Это вполне приемлемая стратегия, в которой прибыль от высокого уровня образования и креативности российских ученых получает использующий их эффективный западный менеджмент. Что должно делать в рамках этого сценария российское государство?
Во-первых, вывести из тени существующую систему трансферта знаний за рубеж. Прежде всего, это означает более строгий мониторинг контрактов, грантов и иных форм проведения совместных исследований с целью определения их научной и коммерческой состоятельности. Извлечь из этого процесса материальную выгоду будет сложно – любая попытка обложить это дополнительным налогом или иным сбором лишь окончательно уведет эту сферу в тень. Но, по крайней мере, у государства появится объективный критерий того, какие образовательные и научные центры, школы, лидеры способны производить научный и инновационный продукт мирового уровня.

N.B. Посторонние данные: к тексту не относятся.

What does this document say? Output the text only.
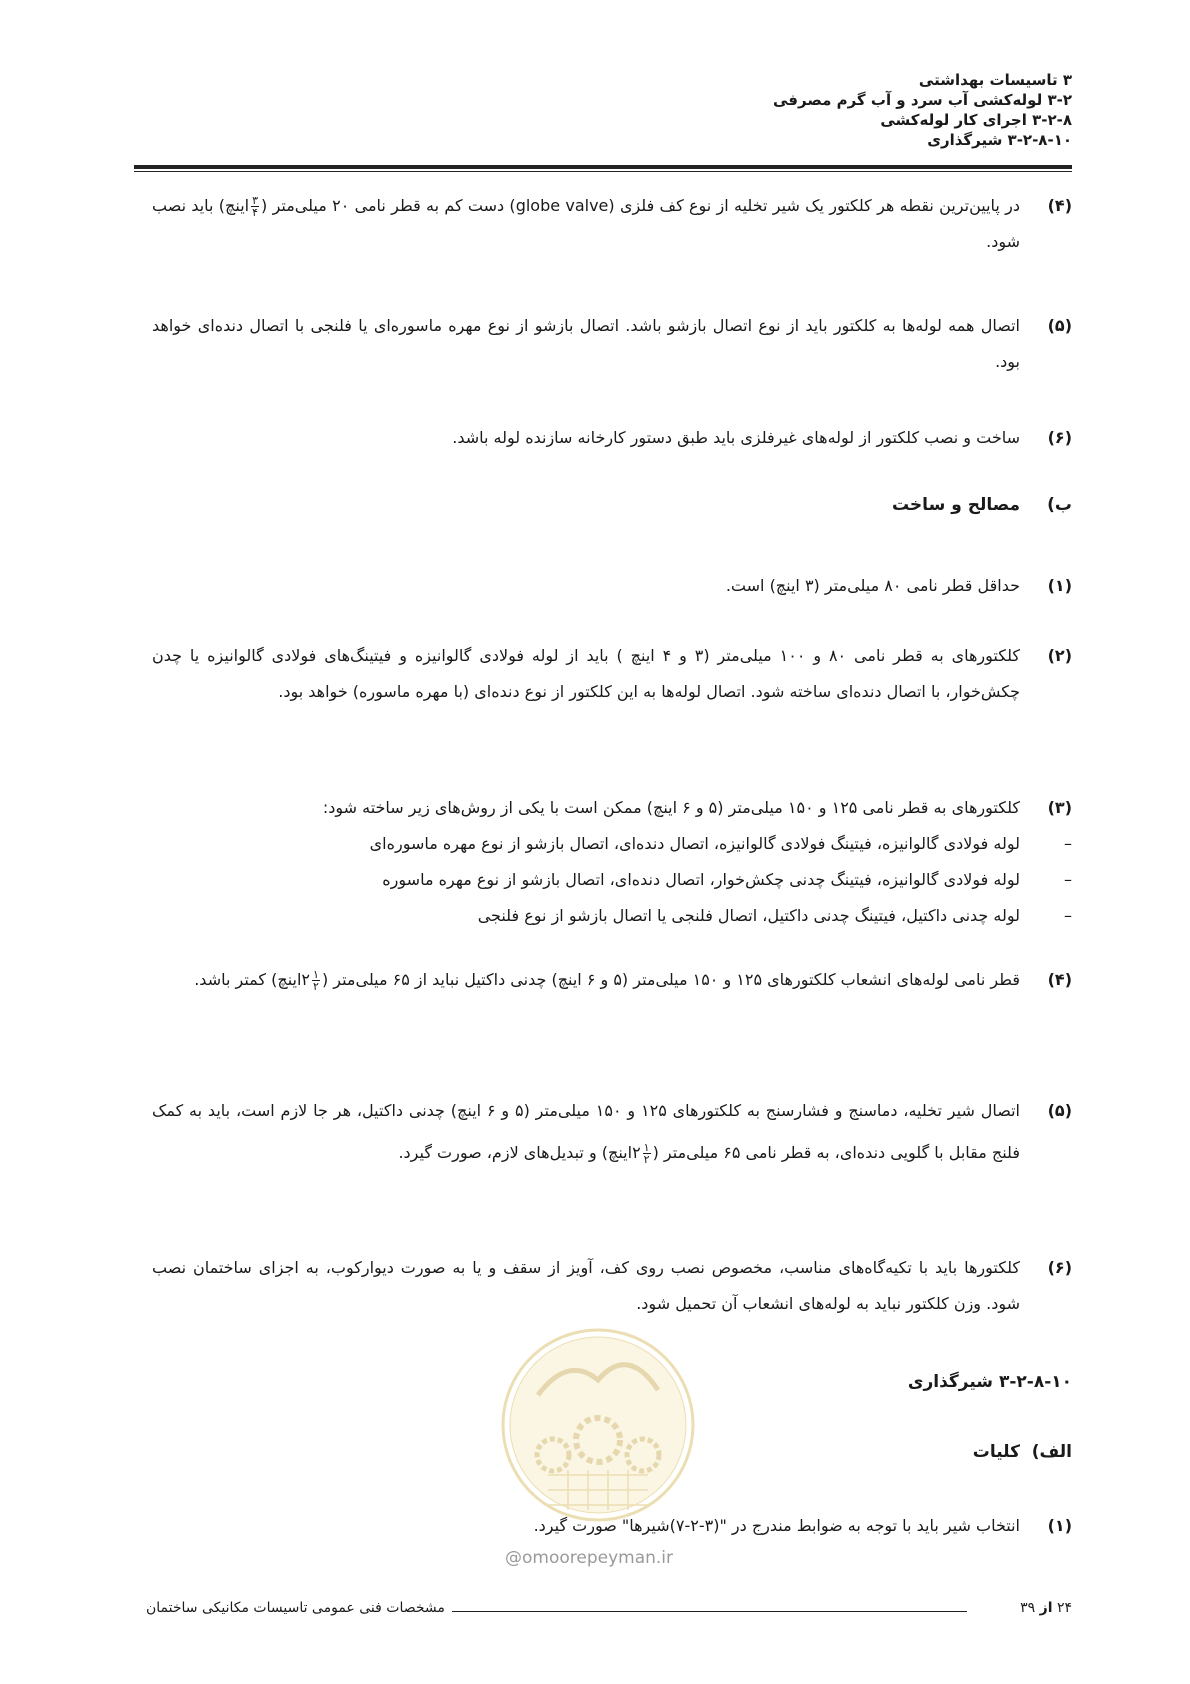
۳ تاسیسات بهداشتی
۳-۲ لوله‌کشی آب سرد و آب گرم مصرفی
۳-۲-۸ اجرای کار لوله‌کشی
۳-۲-۸-۱۰ شیرگذاری
(۴)
در پایین‌ترین نقطه هر کلکتور یک شیر تخلیه از نوع کف فلزی (globe valve) دست کم به قطر نامی ۲۰ میلی‌متر (
$\frac{۳}{۴}$
اینچ) باید نصب شود.
(۵)
اتصال همه لوله‌ها به کلکتور باید از نوع اتصال بازشو باشد. اتصال بازشو از نوع مهره ماسوره‌ای یا فلنجی با اتصال دنده‌ای خواهد بود.
(۶)
ساخت و نصب کلکتور از لوله‌های غیرفلزی باید طبق دستور کارخانه سازنده لوله باشد.
ب)مصالح و ساخت
(۱)
حداقل قطر نامی ۸۰ میلی‌متر (۳ اینچ) است.
(۲)
کلکتورهای به قطر نامی ۸۰ و ۱۰۰ میلی‌متر (۳ و ۴ اینچ ) باید از لوله فولادی گالوانیزه و فیتینگ‌های فولادی گالوانیزه یا چدن چکش‌خوار، با اتصال دنده‌ای ساخته شود. اتصال لوله‌ها به این کلکتور از نوع دنده‌ای (با مهره ماسوره) خواهد بود.
(۳)
کلکتورهای به قطر نامی ۱۲۵ و ۱۵۰ میلی‌متر (۵ و ۶ اینچ) ممکن است با یکی از روش‌های زیر ساخته شود:
–
لوله فولادی گالوانیزه، فیتینگ فولادی گالوانیزه، اتصال دنده‌ای، اتصال بازشو از نوع مهره ماسوره‌ای
–
لوله فولادی گالوانیزه، فیتینگ چدنی چکش‌خوار، اتصال دنده‌ای، اتصال بازشو از نوع مهره ماسوره
–
لوله چدنی داکتیل، فیتینگ چدنی داکتیل، اتصال فلنجی یا اتصال بازشو از نوع فلنجی
(۴)
قطر نامی لوله‌های انشعاب کلکتورهای ۱۲۵ و ۱۵۰ میلی‌متر (۵ و ۶ اینچ) چدنی داکتیل نباید از ۶۵ میلی‌متر (
$\frac{۱}{۲}$
۲اینچ) کمتر باشد.
(۵)
اتصال شیر تخلیه، دماسنج و فشارسنج به کلکتورهای ۱۲۵ و ۱۵۰ میلی‌متر (۵ و ۶ اینچ) چدنی داکتیل، هر جا لازم است، باید به کمک فلنج مقابل با گلویی دنده‌ای، به قطر نامی ۶۵ میلی‌متر (
$\frac{۱}{۲}$
۲اینچ) و تبدیل‌های لازم، صورت گیرد.
(۶)
کلکتورها باید با تکیه‌گاه‌های مناسب، مخصوص نصب روی کف، آویز از سقف و یا به صورت دیوارکوب، به اجزای ساختمان نصب شود. وزن کلکتور نباید به لوله‌های انشعاب آن تحمیل شود.
۳-۲-۸-۱۰ شیرگذاری
الف)کلیات
(۱)
انتخاب شیر باید با توجه به ضوابط مندرج در "(۳-۲-۷)شیرها" صورت گیرد.
@omoorepeyman.ir
۲۴ از ۳۹
مشخصات فنی عمومی تاسیسات مکانیکی ساختمان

Во-вторых, необходимо выстроить инфраструктуру взаимосвязи и деятельности ученых и инноваторов, которая сможет обеспечить им правовой и организационный сервис в части повышения финансовой отдачи от работ, производимых в настоящее время. К примеру, многие исследователи в рамках грантов отдают произведенную интеллектуальную собственность грантодателю, который впоследствии и получает патент. Если же некая структура, действующая в интересах российского государства, мотивировала бы инноваторов и ученых получать патенты самим, оказывала бы им для этого финансовую, юридическую помощь и содействие в защите их интересов в диалоге с западными грантодателями и партнерами, то доля прибыли от внедрения инноваций, остающаяся в России у авторов и государства, существенно выросла бы.

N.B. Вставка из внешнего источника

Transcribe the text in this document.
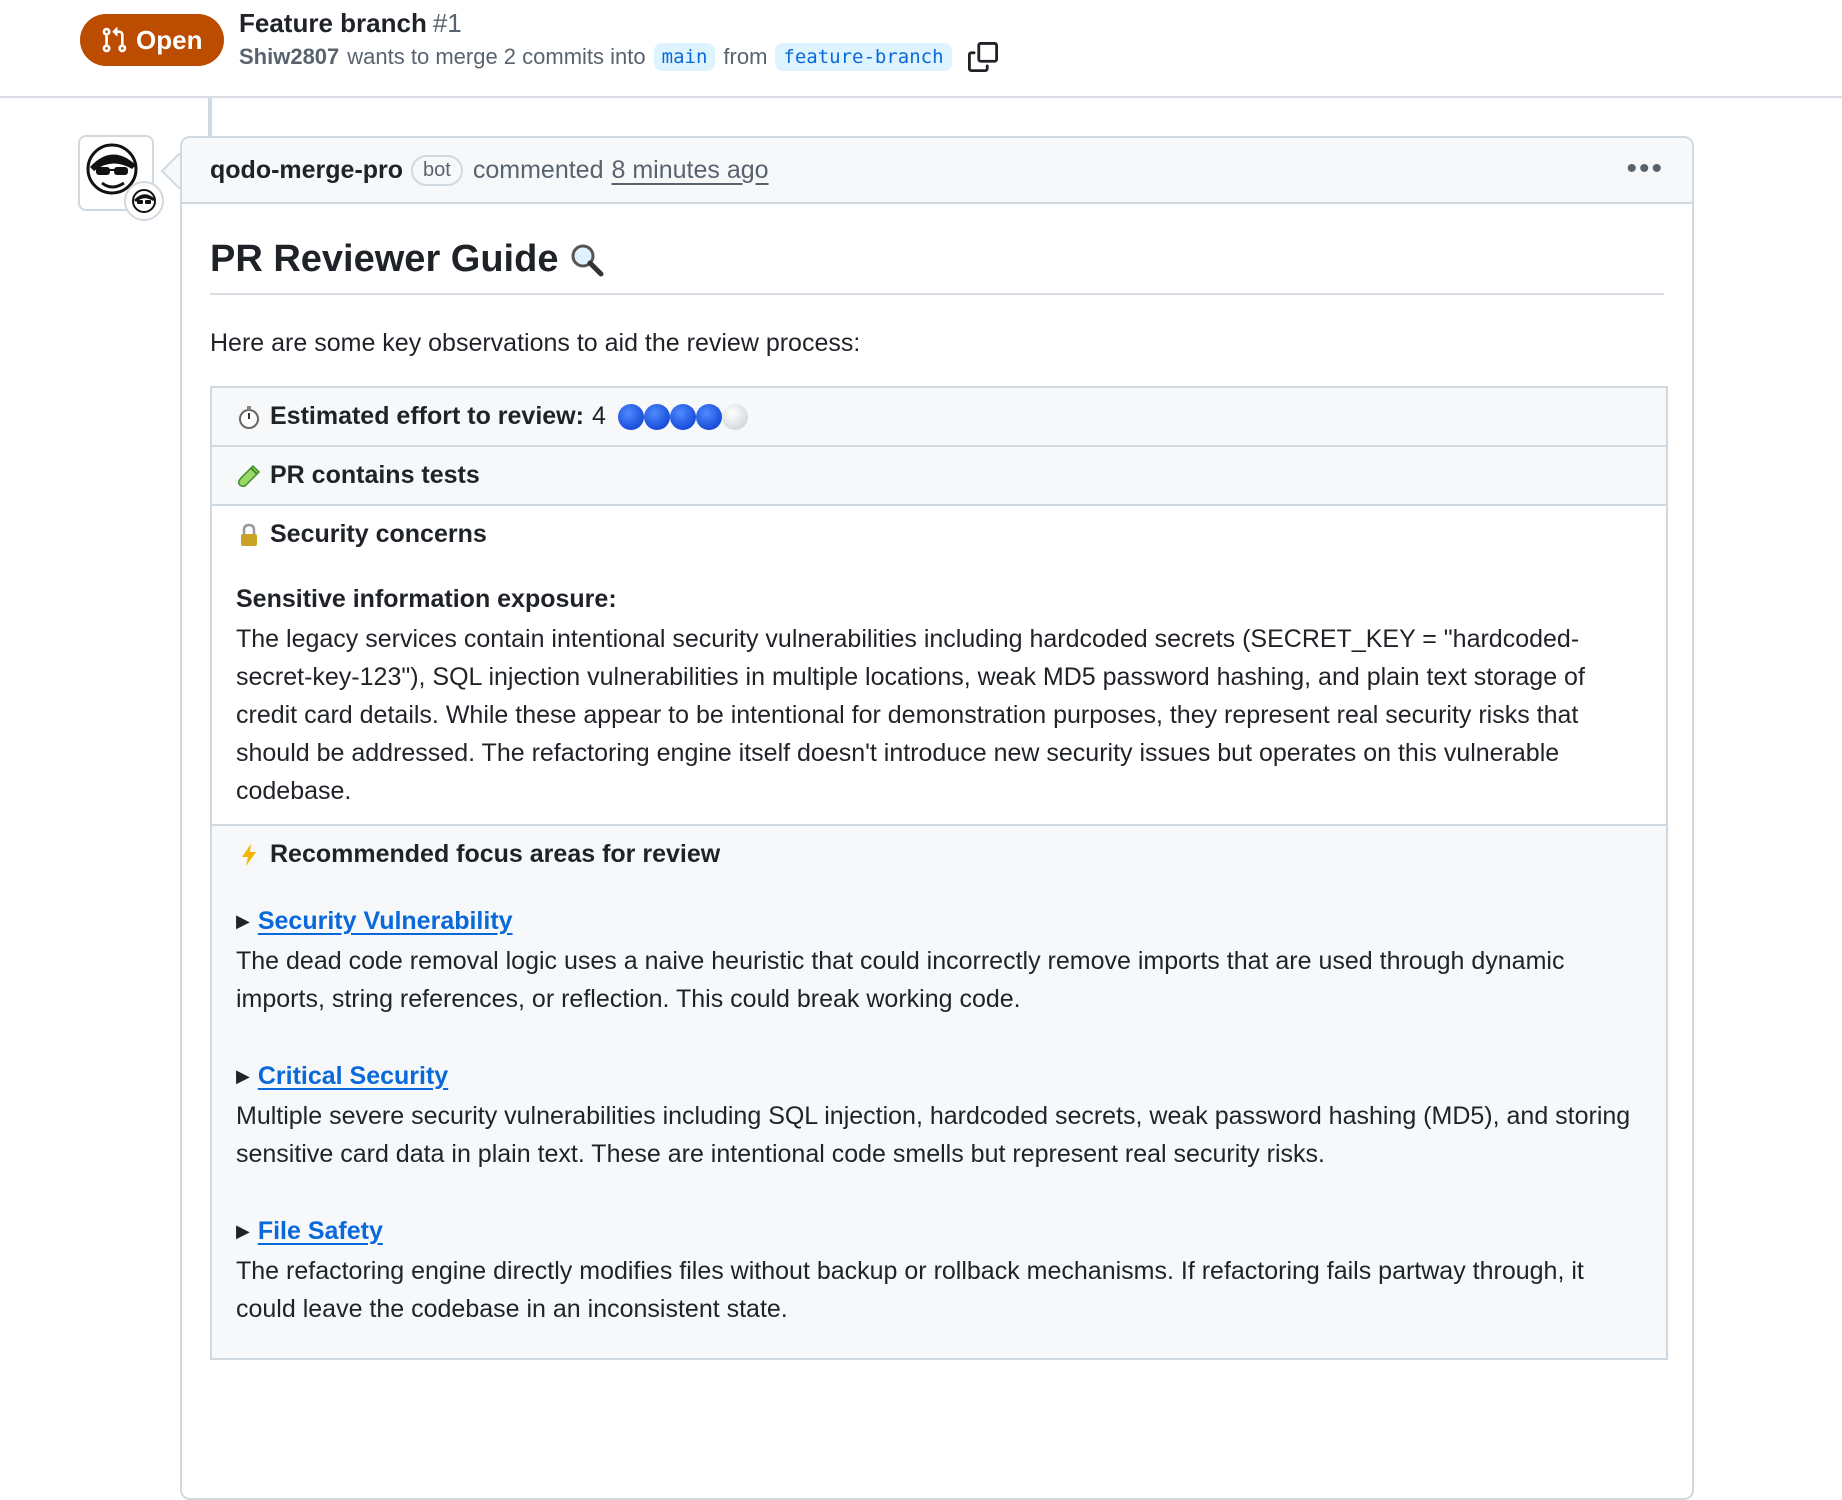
Open
Feature branch #1
Shiw2807 wants to merge 2 commits into main from feature-branch
qodo-merge-pro	bot commented 8 minutes ago	•••
PR Reviewer Guide

Here are some key observations to aid the review process:

Estimated effort to review: 4
PR contains tests
Security concerns
Sensitive information exposure:
The legacy services contain intentional security vulnerabilities including hardcoded secrets (SECRET_KEY = "hardcoded-secret-key-123"), SQL injection vulnerabilities in multiple locations, weak MD5 password hashing, and plain text storage of credit card details. While these appear to be intentional for demonstration purposes, they represent real security risks that should be addressed. The refactoring engine itself doesn't introduce new security issues but operates on this vulnerable codebase.
Recommended focus areas for review
▶ Security Vulnerability
The dead code removal logic uses a naive heuristic that could incorrectly remove imports that are used through dynamic imports, string references, or reflection. This could break working code.
▶ Critical Security
Multiple severe security vulnerabilities including SQL injection, hardcoded secrets, weak password hashing (MD5), and storing sensitive card data in plain text. These are intentional code smells but represent real security risks.
▶ File Safety
The refactoring engine directly modifies files without backup or rollback mechanisms. If refactoring fails partway through, it could leave the codebase in an inconsistent state.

И наконец, в рамках этого сценария необходимо кардинально изменить механизм и векторы финансирования образования и науки, поскольку в ситуации, где они производят знания, актуальные и востребованные западными индустриальными игроками, необходимо развивать, прежде всего, то, что находится в зоне актуальных трендов и финансовых потоков. В настоящее время общий анализ мировых научных информационных потоков в России производится крайне слабо, и, как правило, с целью доказательства самоценности существующих приоритетов развития. К примеру, говоря о сохраняющемся авторитете российской физики, умалчивают о прогрессирующем отставании в целом ряде наук – биологии, медицине и т.п. Если российская НИС формируется как элемент интеграции в международную систему распределения труда в качестве субъекта, производящего знания, то и векторы поддержки разработок должны поступать из внешних источников.

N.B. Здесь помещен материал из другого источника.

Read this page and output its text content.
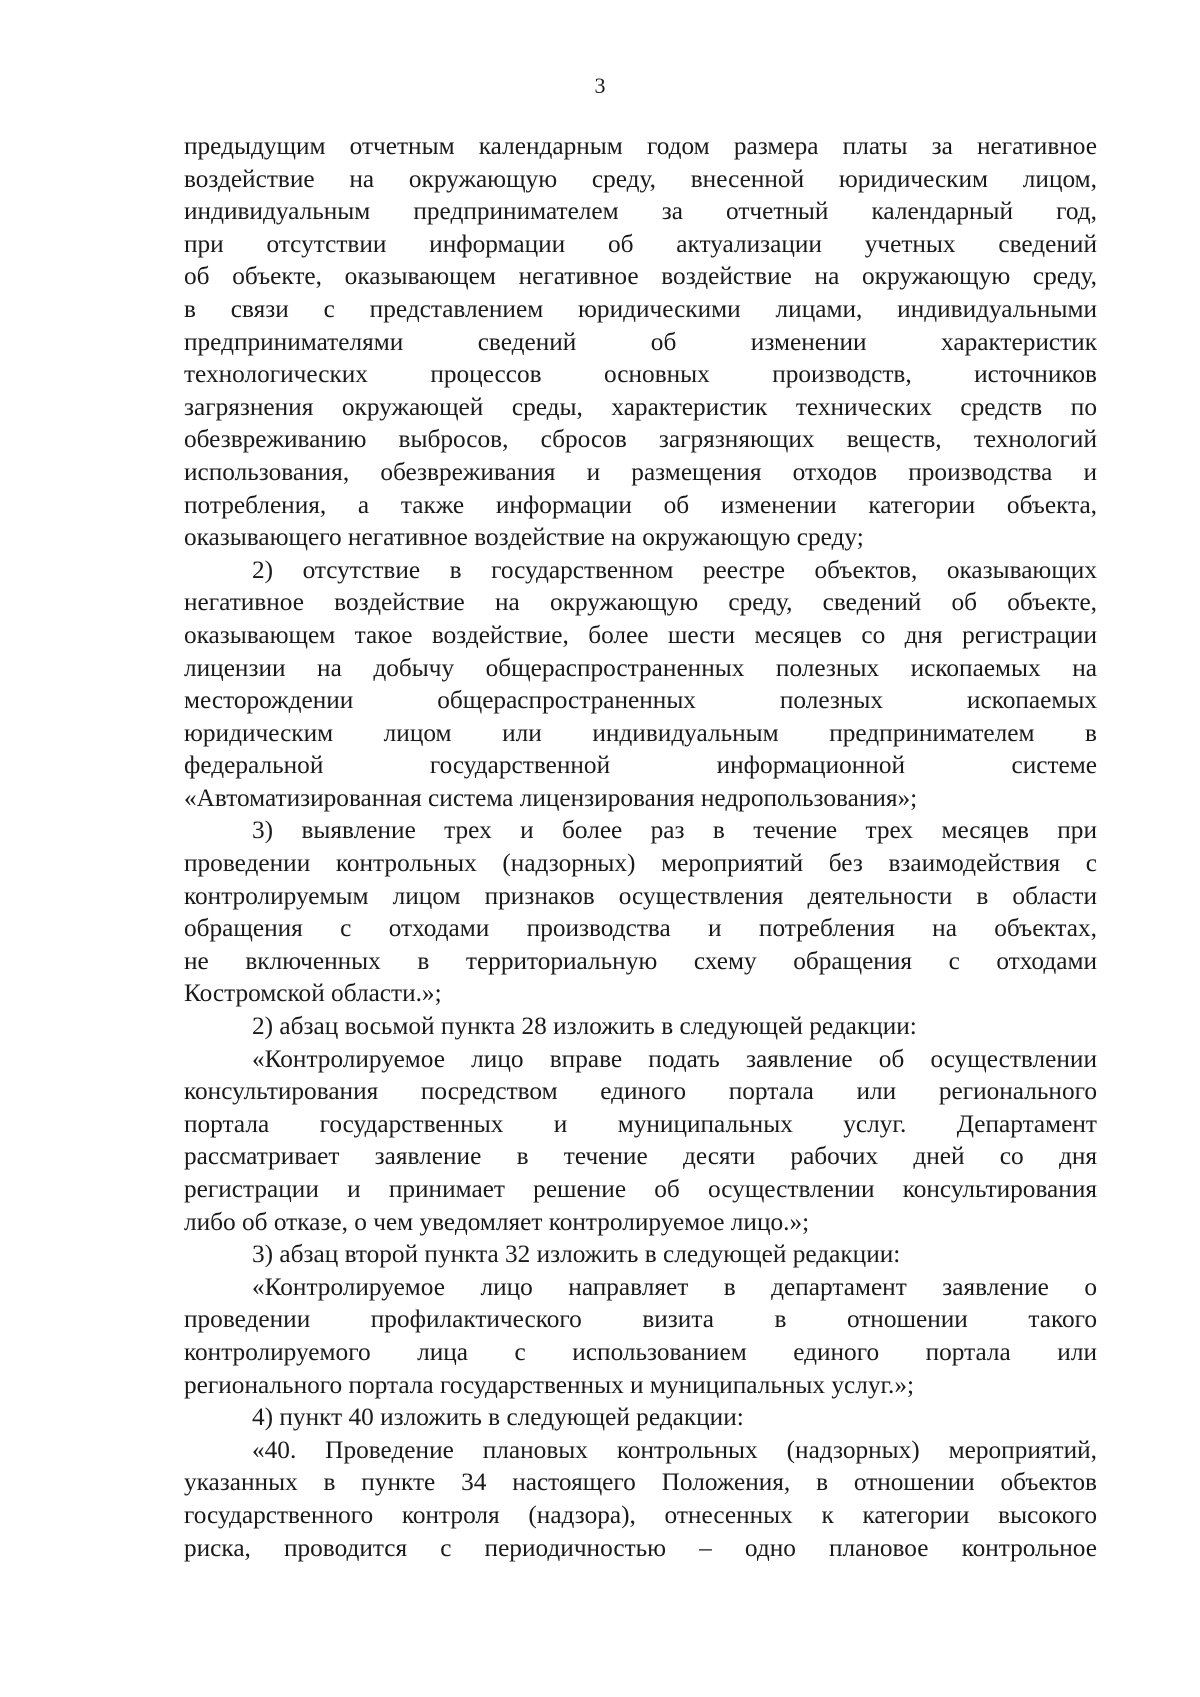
3

предыдущим отчетным календарным годом размера платы за негативное

воздействие на окружающую среду, внесенной юридическим лицом,

индивидуальным предпринимателем за отчетный календарный год,

при отсутствии информации об актуализации учетных сведений

об объекте, оказывающем негативное воздействие на окружающую среду,

в связи с представлением юридическими лицами, индивидуальными

предпринимателями сведений об изменении характеристик

технологических процессов основных производств, источников

загрязнения окружающей среды, характеристик технических средств по

обезвреживанию выбросов, сбросов загрязняющих веществ, технологий

использования, обезвреживания и размещения отходов производства и

потребления, а также информации об изменении категории объекта,

оказывающего негативное воздействие на окружающую среду;

2) отсутствие в государственном реестре объектов, оказывающих

негативное воздействие на окружающую среду, сведений об объекте,

оказывающем такое воздействие, более шести месяцев со дня регистрации

лицензии на добычу общераспространенных полезных ископаемых на

месторождении общераспространенных полезных ископаемых

юридическим лицом или индивидуальным предпринимателем в

федеральной государственной информационной системе

«Автоматизированная система лицензирования недропользования»;

3) выявление трех и более раз в течение трех месяцев при

проведении контрольных (надзорных) мероприятий без взаимодействия с

контролируемым лицом признаков осуществления деятельности в области

обращения с отходами производства и потребления на объектах,

не включенных в территориальную схему обращения с отходами

Костромской области.»;

2) абзац восьмой пункта 28 изложить в следующей редакции:

«Контролируемое лицо вправе подать заявление об осуществлении

консультирования посредством единого портала или регионального

портала государственных и муниципальных услуг. Департамент

рассматривает заявление в течение десяти рабочих дней со дня

регистрации и принимает решение об осуществлении консультирования

либо об отказе, о чем уведомляет контролируемое лицо.»;

3) абзац второй пункта 32 изложить в следующей редакции:

«Контролируемое лицо направляет в департамент заявление о

проведении профилактического визита в отношении такого

контролируемого лица с использованием единого портала или

регионального портала государственных и муниципальных услуг.»;

4) пункт 40 изложить в следующей редакции:

«40. Проведение плановых контрольных (надзорных) мероприятий,

указанных в пункте 34 настоящего Положения, в отношении объектов

государственного контроля (надзора), отнесенных к категории высокого

риска, проводится с периодичностью – одно плановое контрольное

Преимущество данной модели в том, что она действует де-факто. Правда, по большей части – в теневом виде. Также ее достоинство состоит в том, что государство освобождается от необходимости создавать собственно индустрии для продвижения новых товаров – т.к. инвестиционные риски целиком ложатся на привычных к этому игроков. Недостатком же этой системы является то, что Россия вынужденно отдает львиную долю прибыли (соразмерной рискам) внешним игрокам, и ее высокие затраты на содержание научной и образовательной инфраструктуры остаются без достаточной поддержки. Как и всякий восполнимый ресурс, креативность и интеллект требуют аккуратной, а не варварской разработки, однако внешние «партнеры» склонны применять в России преимущественно второй способ.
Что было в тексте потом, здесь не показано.